California is bracing for a life-threatening and potentially historic storm today, February 17, with the arrival of some of the nastiest weather to hit the state in many years. Conditions will go downhill in a hurry through the day as the dreary slog of driving rains, gusty winds, and intense mountain snows blankets the Golden State to begin the weekend.
The latest forecasts from the National Weather Service paint a bleak picture for California and its sprawling countryside. A sustained thump of heavy rain will cover the state during the day on Friday, but the system will begin to pick up steam as it approaches shore closer to nightfall. Heavy rain and strong winds don't seem like too big of a deal to most of us around the country, but California, with its population of around 39 million, is home to more people than 22 other states combined. Any major weather event that affects such a large segment of the population will create huge problems, especially in such a disaster-prone region of the country.
Several inches of rain are possible just about everywhere in California save for the mountains, where the precipitation will fall as many feet of snow, and the southern half of the Central Valley, where the Coast Ranges will block rain from reaching the low-lying center of the state in a phenomenon known as a rain shadow. The heaviest rain will fall in southern California near Los Angeles, where up to six inches of rain are possible in the more intense showers and thunderstorms that develop.
Rainfall totals could reach record territory in L.A., where this storm could make today one of the 10 wettest days ever recorded at Los Angeles International Airport, and it could come close to the top of the list in downtown L.A. The storm system causing all of the trouble could rank among some of the strongest low-pressure systems ever recorded off the coast of California; some weather models are predicting a minimum central pressure lower than 990 millibars—a pressure you'd expect to find in a weak hurricane.
Flash flooding will be a major concern in areas that experience sustained heavy rainfall. The National Weather Service's latest assessment of the flash flood risk in California shows that rainfall rates of only around one inch of rain per hour could lead to flash flooding. The threat for flooding from this storm is compounded by multiple factors that many other parts of the United States don't have to worry about, including rough terrain, burned ground from wildfires, and the fact that the soil is still recovering from the years-long drought that's just now starting to wane.
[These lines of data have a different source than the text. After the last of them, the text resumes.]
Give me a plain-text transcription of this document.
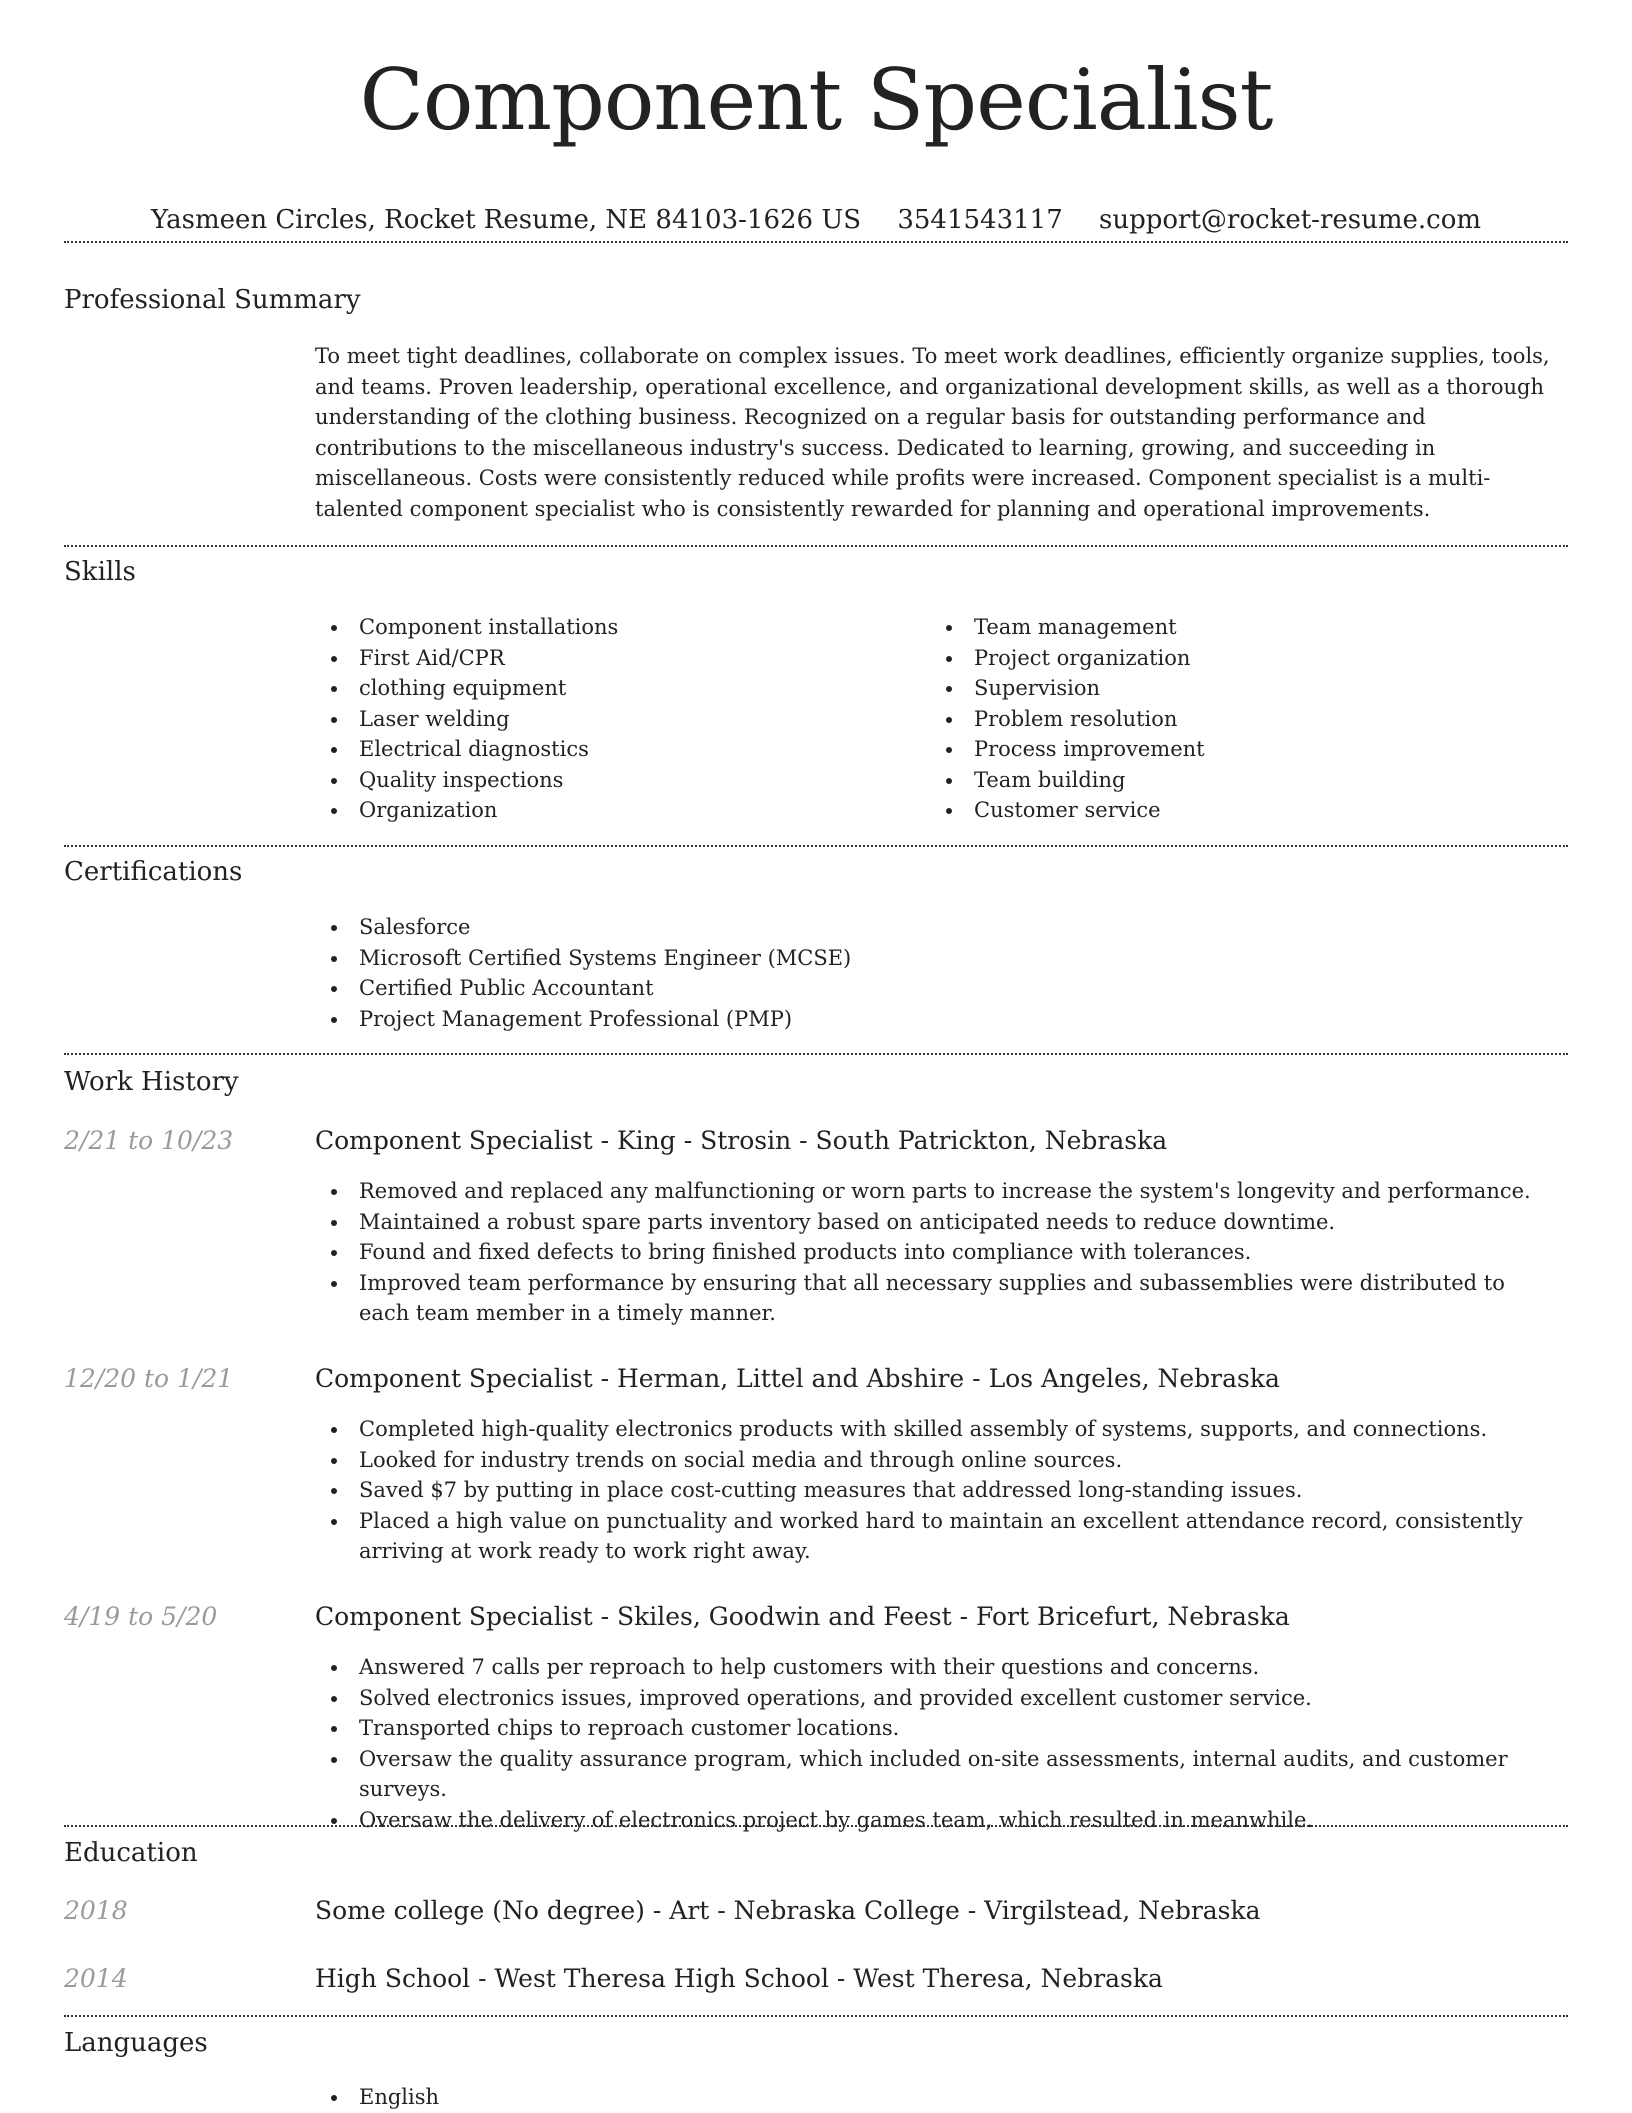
Component Specialist
Yasmeen Circles, Rocket Resume, NE 84103-1626 US 3541543117 support@rocket-resume.com
Professional Summary

To meet tight deadlines, collaborate on complex issues. To meet work deadlines, efficiently organize supplies, tools, and teams. Proven leadership, operational excellence, and organizational development skills, as well as a thorough understanding of the clothing business. Recognized on a regular basis for outstanding performance and contributions to the miscellaneous industry's success. Dedicated to learning, growing, and succeeding in miscellaneous. Costs were consistently reduced while profits were increased. Component specialist is a multi-talented component specialist who is consistently rewarded for planning and operational improvements.

Skills
Component installations
First Aid/CPR
clothing equipment
Laser welding
Electrical diagnostics
Quality inspections
Organization
Team management
Project organization
Supervision
Problem resolution
Process improvement
Team building
Customer service
Certifications
Salesforce
Microsoft Certified Systems Engineer (MCSE)
Certified Public Accountant
Project Management Professional (PMP)
Work History
2/21 to 10/23	Component Specialist - King - Strosin - South Patrickton, Nebraska
Removed and replaced any malfunctioning or worn parts to increase the system's longevity and performance.
Maintained a robust spare parts inventory based on anticipated needs to reduce downtime.
Found and fixed defects to bring finished products into compliance with tolerances.
Improved team performance by ensuring that all necessary supplies and subassemblies were distributed to each team member in a timely manner.
12/20 to 1/21	Component Specialist - Herman, Littel and Abshire - Los Angeles, Nebraska
Completed high-quality electronics products with skilled assembly of systems, supports, and connections.
Looked for industry trends on social media and through online sources.
Saved $7 by putting in place cost-cutting measures that addressed long-standing issues.
Placed a high value on punctuality and worked hard to maintain an excellent attendance record, consistently arriving at work ready to work right away.
4/19 to 5/20	Component Specialist - Skiles, Goodwin and Feest - Fort Bricefurt, Nebraska
Answered 7 calls per reproach to help customers with their questions and concerns.
Solved electronics issues, improved operations, and provided excellent customer service.
Transported chips to reproach customer locations.
Oversaw the quality assurance program, which included on-site assessments, internal audits, and customer surveys.
Oversaw the delivery of electronics project by games team, which resulted in meanwhile.
Education
2018	Some college (No degree) - Art - Nebraska College - Virgilstead, Nebraska
2014	High School - West Theresa High School - West Theresa, Nebraska
Languages
English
These natural factors, in addition to urban sprawl, limit how quickly rainwater can run off into sewage systems and natural waterways.
Areas that suffered under an immense drought for most of the past decade wished for rain every winter, but this winter's steady rains have been too much of a good thing. Not only do residents now have to worry about flash flooding and mudslides, but folks who live downstream of the Oroville Dam have some extra concerns. Recent rains pushed Lake Oroville, situated north of Sacramento, California, beyond its capacity, sending water cascading down its two spillways. Tens of thousands of people had to evacuate last week when the dam's emergency spillway came perilously close to failing due to water eroding the soil and rock near the structure. The lake's water level has slowly receded in the days since, but this rainstorm could push water back to the same dangerous level we saw just a couple of days ago.